Researchers at the Cornell and the Technische Univerität Berlin and Cornell have studied the problem that more popular items get priority in search results, creating a positive feedback loop that unfairly deprecates other, equally valuable items.
Rankings are the primary interface through which many online platforms match users to items (e.g. news, products, music, video). In these two-sided markets, not only the users draw utility from the rankings, but the rankings also determine the utility (e.g. exposure, revenue) for the item providers (e.g. publishers, sellers, artists, studios). It has already been noted that myopically optimizing utility to the users – as done by virtually all learning-to-rank algorithms – can be unfair to the item providers. We, therefore, present a learning-to-rank approach for explicitly enforcing merit-based fairness guarantees to groups of items (e.g. articles by the same publisher, tracks by the same artist). In particular, we propose a learning algorithm that ensures notions of amortized group fairness, while simultaneously learning the ranking function from implicit feedback data. The algorithm takes the form of a controller that integrates unbiased estimators for both fairness and utility, dynamically adapting both as more data becomes available. In addition to its rigorous theoretical foundation and convergence guarantees, we find empirically that the algorithm is highly practical and robust.
Journal Reference:
Marco Morik, Ashudeep Singh, Jessica Hong, and Thorsten Joachims. 2020. Controlling Fairness and Bias in Dynamic Learning-to-Rank. In Proceedings
of the 43rd International ACM SIGIR Conference on Research and Development in Information Retrieval (SIGIR '20), July 25–30, 2020, Virtual Event, China.
ACM, NewYork, NY, USA. DOI: https://doi.org/10.1145/3397271.3401100
Maybe this, if deployed widely, can help reduce the tendencies for discourse to develop isolated silos.
(Score: 2) by The Mighty Buzzard on Monday August 24 2020, @05:06PM (4 children)
Yup, there should be a way to say "no, that appeared useful but was not."
My rights don't end where your fear begins.
(Score: 0) by Anonymous Coward on Monday August 24 2020, @06:51PM (1 child)
This is why they want tracking embedded, so the “no” can be inferred by later actions.
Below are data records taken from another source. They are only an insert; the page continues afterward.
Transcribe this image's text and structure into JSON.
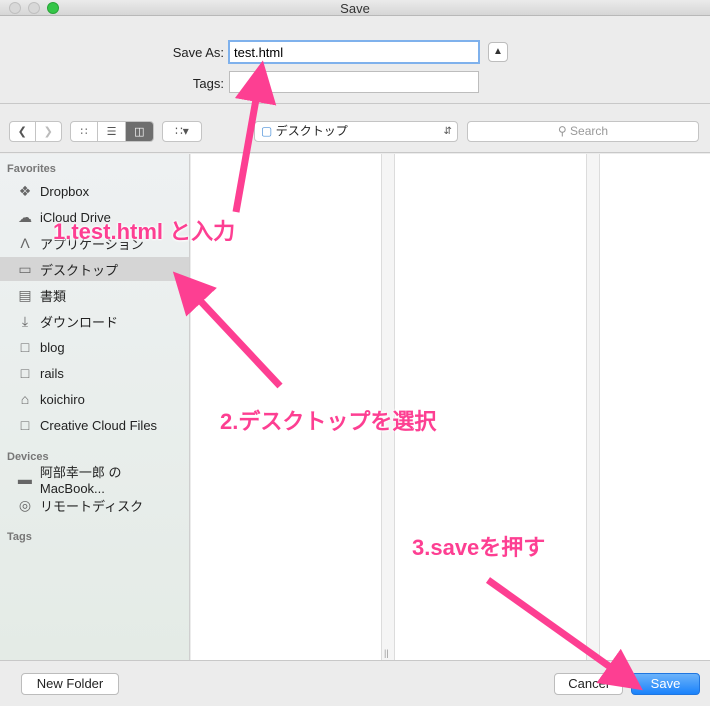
{
  "window": {
    "title": "Save"
  },
  "form": {
    "save_as_label": "Save As:",
    "save_as_value": "test.html",
    "tags_label": "Tags:",
    "tags_value": ""
  },
  "toolbar": {
    "location": "デスクトップ",
    "search_placeholder": "Search"
  },
  "sidebar": {
    "favorites_header": "Favorites",
    "favorites": [
      {
        "label": "Dropbox",
        "icon": "dropbox-icon"
      },
      {
        "label": "iCloud Drive",
        "icon": "cloud-icon"
      },
      {
        "label": "アプリケーション",
        "icon": "applications-icon"
      },
      {
        "label": "デスクトップ",
        "icon": "desktop-icon",
        "selected": true
      },
      {
        "label": "書類",
        "icon": "document-icon"
      },
      {
        "label": "ダウンロード",
        "icon": "download-icon"
      },
      {
        "label": "blog",
        "icon": "folder-icon"
      },
      {
        "label": "rails",
        "icon": "folder-icon"
      },
      {
        "label": "koichiro",
        "icon": "home-icon"
      },
      {
        "label": "Creative Cloud Files",
        "icon": "folder-icon"
      }
    ],
    "devices_header": "Devices",
    "devices": [
      {
        "label": "阿部幸一郎 の MacBook...",
        "icon": "laptop-icon"
      },
      {
        "label": "リモートディスク",
        "icon": "disc-icon"
      }
    ],
    "tags_header": "Tags"
  },
  "footer": {
    "new_folder": "New Folder",
    "cancel": "Cancel",
    "save": "Save"
  },
  "annotations": {
    "step1": "1.test.html と入力",
    "step2": "2.デスクトップを選択",
    "step3": "3.saveを押す"
  },
  "colors": {
    "annotation": "#fd3f92",
    "primary_button": "#1a82fb",
    "selection": "#d5d5d5"
  }
}
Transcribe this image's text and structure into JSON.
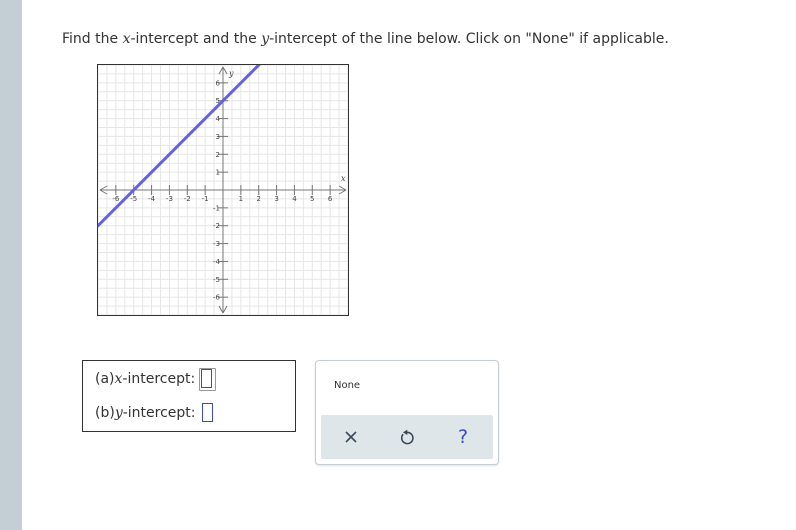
{
  "question": {
    "part1": "Find the ",
    "var_x": "x",
    "part2": "-intercept and the ",
    "var_y": "y",
    "part3": "-intercept of the line below. Click on \"None\" if applicable."
  },
  "graph": {
    "x_axis_label": "x",
    "y_axis_label": "y",
    "x_ticks": [
      "-6",
      "-5",
      "-4",
      "-3",
      "-2",
      "-1",
      "1",
      "2",
      "3",
      "4",
      "5",
      "6"
    ],
    "y_ticks": [
      "6",
      "5",
      "4",
      "3",
      "2",
      "1",
      "-1",
      "-2",
      "-3",
      "-4",
      "-5",
      "-6"
    ],
    "range": [
      -7,
      7
    ],
    "line": {
      "from": [
        -7,
        -2
      ],
      "to": [
        4,
        9
      ],
      "color": "#6363e0"
    },
    "grid": true
  },
  "answers": {
    "a_prefix": "(a) ",
    "a_var": "x",
    "a_suffix": "-intercept:",
    "b_prefix": "(b) ",
    "b_var": "y",
    "b_suffix": "-intercept:"
  },
  "keypad": {
    "none_label": "None",
    "clear_icon": "close-icon",
    "undo_icon": "undo-icon",
    "help_label": "?"
  },
  "colors": {
    "accent": "#3b4cc0",
    "sidebar": "#c3ced5",
    "keypad_bar": "#dfe6ea"
  }
}
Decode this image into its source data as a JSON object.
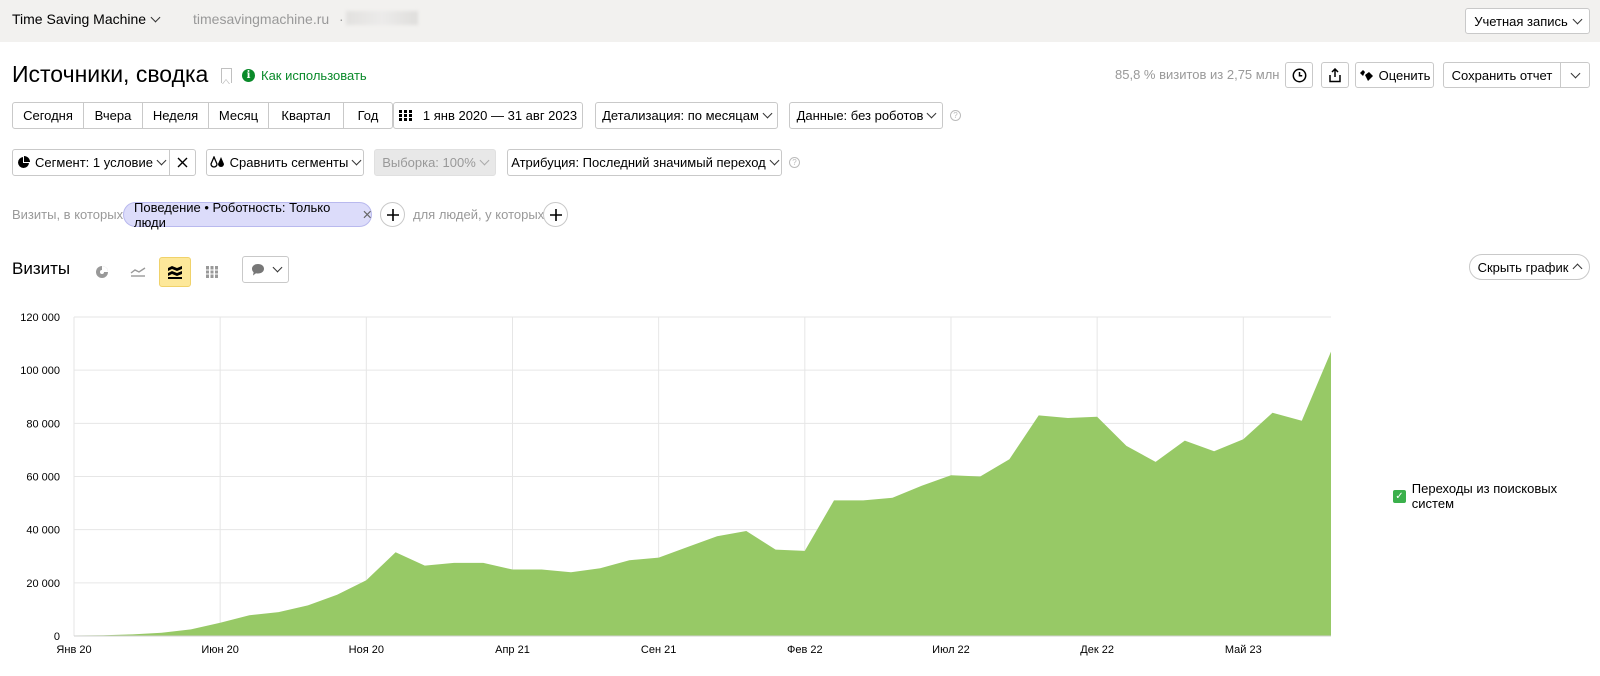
{
  "topbar": {
    "app_name": "Time Saving Machine",
    "site": "timesavingmachine.ru",
    "site_separator": "·",
    "account_label": "Учетная запись"
  },
  "header": {
    "title": "Источники, сводка",
    "help_link": "Как использовать",
    "visits_share": "85,8 % визитов из 2,75 млн",
    "rate_label": "Оценить",
    "save_label": "Сохранить отчет"
  },
  "period": {
    "presets": [
      "Сегодня",
      "Вчера",
      "Неделя",
      "Месяц",
      "Квартал",
      "Год"
    ],
    "date_range": "1 янв 2020 — 31 авг 2023",
    "detail": "Детализация: по месяцам",
    "data_filter": "Данные: без роботов"
  },
  "segment": {
    "segment_label": "Сегмент: 1 условие",
    "compare_label": "Сравнить сегменты",
    "sample_label": "Выборка: 100%",
    "attribution_label": "Атрибуция: Последний значимый переход"
  },
  "filters": {
    "visits_where": "Визиты, в которых",
    "chip": "Поведение • Роботность: Только люди",
    "people_where": "для людей, у которых"
  },
  "chart_panel": {
    "title": "Визиты",
    "hide_label": "Скрыть график",
    "legend": "Переходы из поисковых систем",
    "series_color": "#97c966",
    "check_color": "#3bb04c"
  },
  "chart_data": {
    "type": "area",
    "title": "Визиты",
    "xlabel": "",
    "ylabel": "",
    "ylim": [
      0,
      120000
    ],
    "yticks": [
      0,
      20000,
      40000,
      60000,
      80000,
      100000,
      120000
    ],
    "ytick_labels": [
      "0",
      "20 000",
      "40 000",
      "60 000",
      "80 000",
      "100 000",
      "120 000"
    ],
    "xtick_labels": [
      "Янв 20",
      "Июн 20",
      "Ноя 20",
      "Апр 21",
      "Сен 21",
      "Фев 22",
      "Июл 22",
      "Дек 22",
      "Май 23"
    ],
    "xtick_index": [
      0,
      5,
      10,
      15,
      20,
      25,
      30,
      35,
      40
    ],
    "grid": true,
    "legend_position": "right",
    "x": [
      "2020-01",
      "2020-02",
      "2020-03",
      "2020-04",
      "2020-05",
      "2020-06",
      "2020-07",
      "2020-08",
      "2020-09",
      "2020-10",
      "2020-11",
      "2020-12",
      "2021-01",
      "2021-02",
      "2021-03",
      "2021-04",
      "2021-05",
      "2021-06",
      "2021-07",
      "2021-08",
      "2021-09",
      "2021-10",
      "2021-11",
      "2021-12",
      "2022-01",
      "2022-02",
      "2022-03",
      "2022-04",
      "2022-05",
      "2022-06",
      "2022-07",
      "2022-08",
      "2022-09",
      "2022-10",
      "2022-11",
      "2022-12",
      "2023-01",
      "2023-02",
      "2023-03",
      "2023-04",
      "2023-05",
      "2023-06",
      "2023-07",
      "2023-08"
    ],
    "series": [
      {
        "name": "Переходы из поисковых систем",
        "values": [
          200,
          300,
          600,
          1200,
          2500,
          5000,
          7800,
          9000,
          11500,
          15500,
          21000,
          31500,
          26500,
          27500,
          27500,
          25000,
          25000,
          24000,
          25500,
          28500,
          29500,
          33500,
          37500,
          39500,
          32500,
          32000,
          51000,
          51000,
          52000,
          56500,
          60500,
          60000,
          66500,
          83000,
          82000,
          82500,
          71500,
          65500,
          73500,
          69500,
          74000,
          84000,
          81000,
          107000
        ]
      }
    ]
  }
}
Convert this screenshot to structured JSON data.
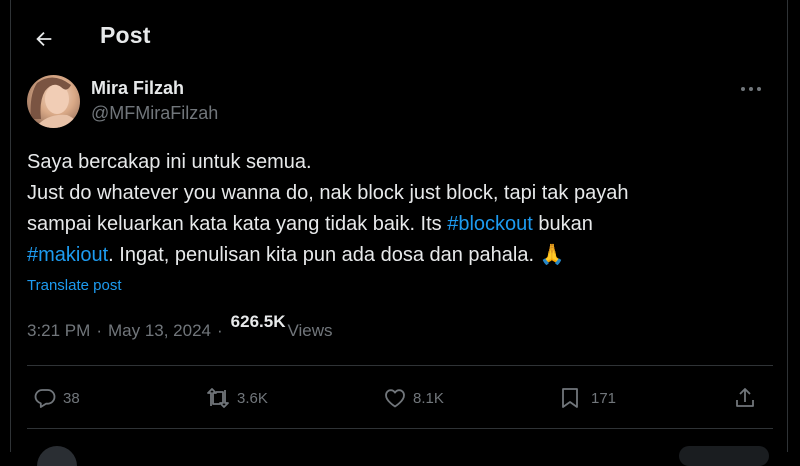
{
  "header": {
    "title": "Post"
  },
  "author": {
    "name": "Mira Filzah",
    "handle": "@MFMiraFilzah"
  },
  "post": {
    "line1": "Saya bercakap ini untuk semua.",
    "line2": "Just do whatever you wanna do, nak block just block, tapi tak payah",
    "line3_pre": "sampai keluarkan kata kata yang tidak baik. Its ",
    "hashtag1": "#blockout",
    "line3_post": " bukan",
    "hashtag2": "#makiout",
    "line4_post": ". Ingat, penulisan kita pun ada dosa dan pahala. 🙏",
    "translate": "Translate post"
  },
  "meta": {
    "time": "3:21 PM",
    "separator": "·",
    "date": "May 13, 2024",
    "views_count": "626.5K",
    "views_label": "Views"
  },
  "actions": {
    "replies": "38",
    "reposts": "3.6K",
    "likes": "8.1K",
    "bookmarks": "171"
  },
  "colors": {
    "accent": "#1d9bf0",
    "muted": "#71767b",
    "text": "#e7e9ea",
    "background": "#000000"
  },
  "icons": [
    "back-arrow-icon",
    "more-icon",
    "reply-icon",
    "repost-icon",
    "like-icon",
    "bookmark-icon",
    "share-icon"
  ]
}
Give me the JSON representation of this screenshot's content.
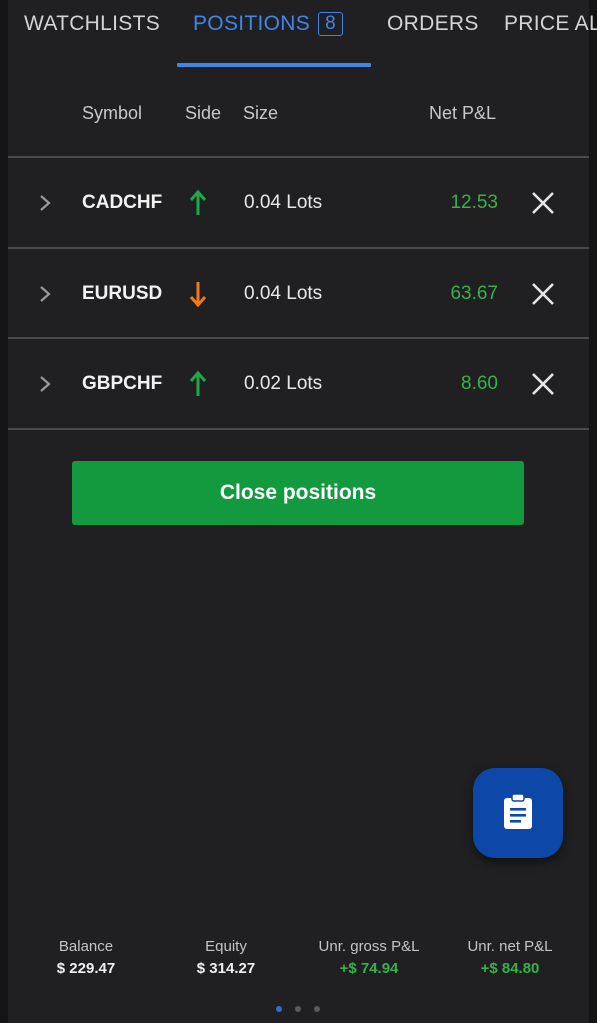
{
  "tabs": [
    {
      "label": "WATCHLISTS",
      "active": false
    },
    {
      "label": "POSITIONS",
      "badge": "8",
      "active": true
    },
    {
      "label": "ORDERS",
      "active": false
    },
    {
      "label": "PRICE AL",
      "active": false
    }
  ],
  "table": {
    "headers": {
      "symbol": "Symbol",
      "side": "Side",
      "size": "Size",
      "pnl": "Net P&L"
    },
    "rows": [
      {
        "symbol": "CADCHF",
        "side": "up-arrow-icon",
        "side_color": "#1fa84a",
        "size": "0.04 Lots",
        "pnl": "12.53"
      },
      {
        "symbol": "EURUSD",
        "side": "down-arrow-icon",
        "side_color": "#f07a1a",
        "size": "0.04 Lots",
        "pnl": "63.67"
      },
      {
        "symbol": "GBPCHF",
        "side": "up-arrow-icon",
        "side_color": "#1fa84a",
        "size": "0.02 Lots",
        "pnl": "8.60"
      }
    ]
  },
  "close_button": {
    "label": "Close positions"
  },
  "fab": {
    "icon": "clipboard-icon"
  },
  "footer": {
    "balance": {
      "label": "Balance",
      "value": "$ 229.47"
    },
    "equity": {
      "label": "Equity",
      "value": "$ 314.27"
    },
    "gross": {
      "label": "Unr. gross P&L",
      "value": "+$ 74.94"
    },
    "net": {
      "label": "Unr. net P&L",
      "value": "+$ 84.80"
    }
  },
  "pager": {
    "pages": 3,
    "active": 0
  },
  "colors": {
    "accent": "#3f86e6",
    "profit": "#35b24a",
    "button": "#139a3f",
    "fab": "#0d48a8"
  }
}
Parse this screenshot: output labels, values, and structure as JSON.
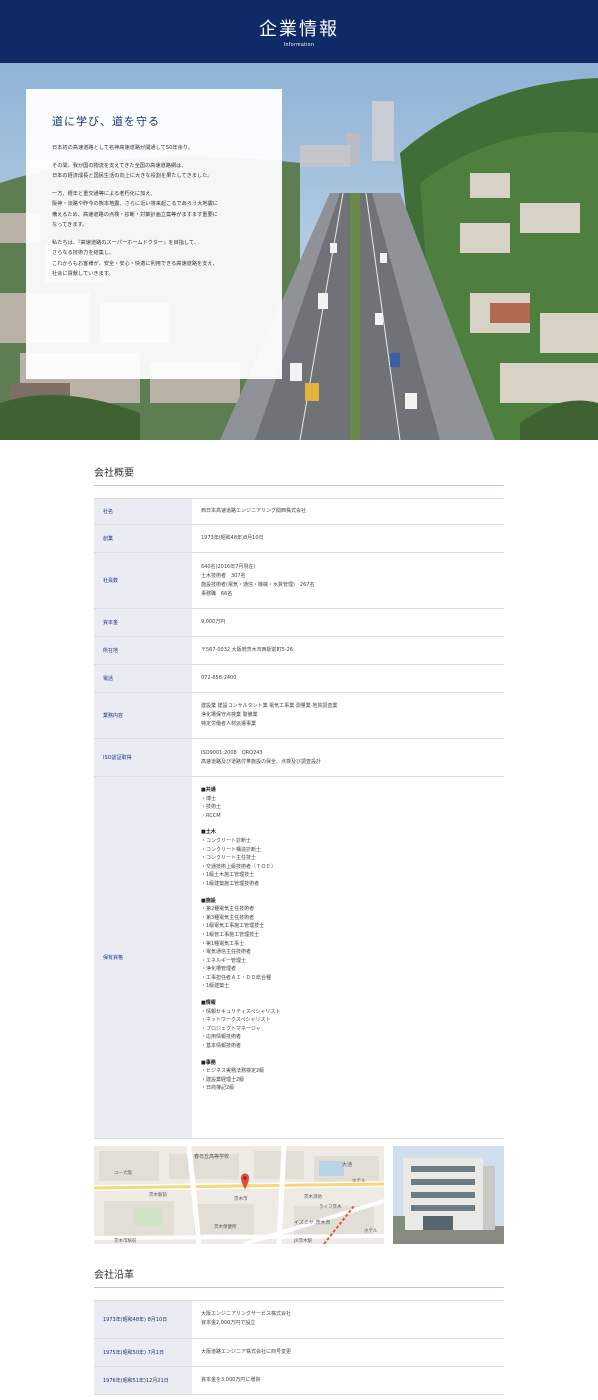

A users opinion on usefulness means nothing to marketeers.
(Score: 2) by acid andy on Monday August 24 2020, @07:28PM
That's why a good search engine would only be funded by old-fashioned banner ads and its ranking should have nothing whatsoever to do with marketing. Nah, I don't think anyone's going to do it anymore either.
I know Duckduckgo isn't supposed to track users but it uses results from some search engines that do so, I don't know.
If a cat has kittens, does a rat have rittens, a bat bittens and a mat mittens?
(Score: 1, Insightful) by Anonymous Coward on Tuesday August 25 2020, @02:00AM (1 child)
Definitely. It pisses me off seeing all those links to resources where I have to pay money or join the site in order to see the full result. Expertsexchange and quora are particularly egregious examples. Not to mention the various random linkfarms that just exist to capitalize on random accidental clicks. Getting those demoted down to the bottom of the list would be great for everybody else.
(Score: 0) by Anonymous Coward on Tuesday August 25 2020, @05:16AM
"Expert sex change", now there's a naming disaster with recipe for disappointment.